A la base de ce succès « san-franciscain » ? Une politique volontariste de proposition de dépistage et de proposition de mise sous traitement précoce, le tout intégré dans une offre globale de prévention avec promotion du préservatif, du traitement et des autres techniques de réductions de risques. Sans oublier… une forte mobilisation des communautés. La charge virale communautaire, à AIDES, on en parle dans une brochure, PREVS, à télécharger ici.

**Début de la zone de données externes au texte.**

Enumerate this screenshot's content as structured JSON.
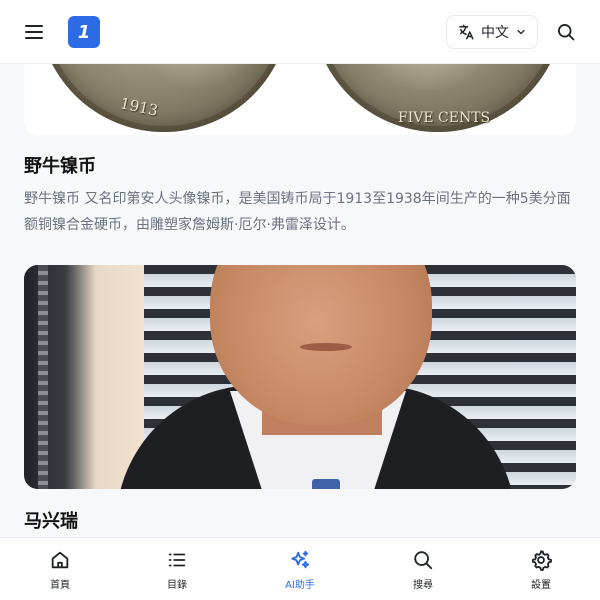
{
  "header": {
    "logo_text": "1",
    "language_label": "中文",
    "icons": [
      "menu-icon",
      "translate-icon",
      "chevron-down-icon",
      "search-icon"
    ]
  },
  "articles": [
    {
      "title": "野牛镍币",
      "description": "野牛镍币 又名印第安人头像镍币，是美国铸币局于1913至1938年间生产的一种5美分面额铜镍合金硬币，由雕塑家詹姆斯·厄尔·弗雷泽设计。",
      "image": {
        "type": "coin-pair",
        "left_coin_text": "1913",
        "right_coin_text": "FIVE CENTS"
      }
    },
    {
      "title": "马兴瑞",
      "image": {
        "type": "portrait-photo"
      }
    }
  ],
  "bottom_nav": {
    "items": [
      {
        "label": "首頁",
        "icon": "home-icon",
        "active": false
      },
      {
        "label": "目錄",
        "icon": "list-icon",
        "active": false
      },
      {
        "label": "AI助手",
        "icon": "sparkles-icon",
        "active": true
      },
      {
        "label": "搜尋",
        "icon": "search-icon",
        "active": false
      },
      {
        "label": "設置",
        "icon": "gear-icon",
        "active": false
      }
    ]
  },
  "colors": {
    "accent": "#2d6be4",
    "text_primary": "#111111",
    "text_secondary": "#6b7280",
    "background": "#f7f8fa"
  }
}
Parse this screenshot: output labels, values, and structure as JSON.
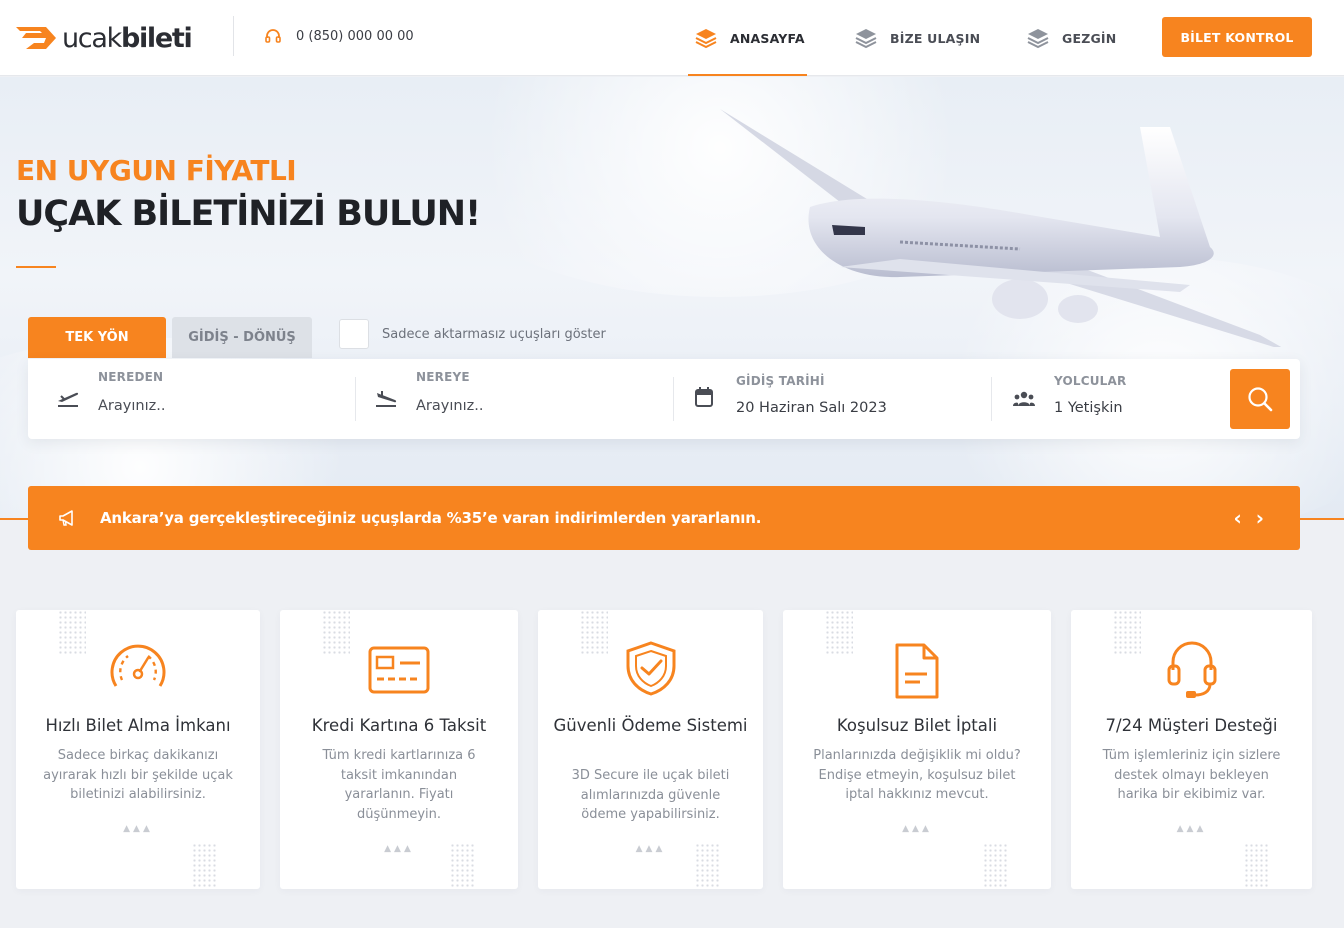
{
  "brand": {
    "name_light": "ucak",
    "name_bold": "bileti",
    "accent": "#f7841f"
  },
  "header": {
    "phone": "0 (850) 000 00 00",
    "nav": [
      {
        "label": "ANASAYFA",
        "active": true
      },
      {
        "label": "BİZE ULAŞIN",
        "active": false
      },
      {
        "label": "GEZGİN",
        "active": false
      }
    ],
    "cta": "BİLET KONTROL"
  },
  "hero": {
    "subtitle": "EN UYGUN FİYATLI",
    "title": "UÇAK BİLETİNİZİ BULUN!"
  },
  "search": {
    "tabs": [
      {
        "label": "TEK YÖN",
        "active": true
      },
      {
        "label": "GİDİŞ - DÖNÜŞ",
        "active": false
      }
    ],
    "nonstop_label": "Sadece aktarmasız uçuşları göster",
    "from": {
      "label": "NEREDEN",
      "placeholder": "Arayınız.."
    },
    "to": {
      "label": "NEREYE",
      "placeholder": "Arayınız.."
    },
    "date": {
      "label": "GİDİŞ TARİHİ",
      "value": "20 Haziran Salı 2023"
    },
    "passengers": {
      "label": "YOLCULAR",
      "value": "1 Yetişkin"
    }
  },
  "promo": {
    "text": "Ankara’ya gerçekleştireceğiniz uçuşlarda %35’e varan indirimlerden yararlanın.",
    "prev": "‹",
    "next": "›"
  },
  "features": [
    {
      "icon": "speedometer-icon",
      "title": "Hızlı Bilet Alma İmkanı",
      "desc": "Sadece birkaç dakikanızı ayırarak hızlı bir şekilde uçak biletinizi alabilirsiniz."
    },
    {
      "icon": "credit-card-icon",
      "title": "Kredi Kartına 6 Taksit",
      "desc": "Tüm kredi kartlarınıza 6 taksit imkanından yararlanın. Fiyatı düşünmeyin."
    },
    {
      "icon": "shield-check-icon",
      "title": "Güvenli Ödeme Sistemi",
      "desc": "3D Secure ile uçak bileti alımlarınızda güvenle ödeme yapabilirsiniz."
    },
    {
      "icon": "document-icon",
      "title": "Koşulsuz Bilet İptali",
      "desc": "Planlarınızda değişiklik mi oldu? Endişe etmeyin, koşulsuz bilet iptal hakkınız mevcut."
    },
    {
      "icon": "headset-icon",
      "title": "7/24 Müşteri Desteği",
      "desc": "Tüm işlemleriniz için sizlere destek olmayı bekleyen harika bir ekibimiz var."
    }
  ]
}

5. L’épidémie baisse en Suisse, mais stagne (voire grimpe) en France et en Belgique
Ça baisse donc, précisément, dans le pays où l’avis suisse a été le plus diffusé. De quoi calmer, on l’espère, les Cassandre. En Suisse, les derniers chiffres de surveillance de l’épidémie ne montrent en aucune façon l’explosion épidémique que certains annonçaient, encore récemment. Au contraire, le nombre de cas diagnostiqués chez les homosexuels ne fait que baisser : passant de 330 cas en 2008 à 250 cas fin 2011, selon les calculs de l’Office fédéral de la santé publique. En Belgique, c’est « record depuis l’apparition de l’épidémie », si l’on en croit le journal « Le Soir« . « 1196 nouveaux cas de contaminations par le virus VIH ont été diagnostiqués en Belgique en 2010, selon les chiffres de l’Institut de santé publique. Plus de trois contaminations chaque jour […] Le nombre de personnes contaminées par le virus du sida ne cesse d’augmenter depuis une dizaine d’années, alors qu’en 1997, on était arrivé à le faire baisser sous 750 contaminations par an… Le taux de contamination chez les homosexuels masculins a doublé en moins de dix ans, laissant entendre qu’on s’y protège moins bien que dans un passé récent ». Nulle trace de grandes campagnes sur l’intérêt préventif du traitement. Ni en France, d’ailleurs, où l’épidémie stagne autour de 6300 découvertes de séropositivités depuis 2008. Ce qui cache des disparités : ça augmente chez les gays et autres HSH ça baisse chez les hétéros.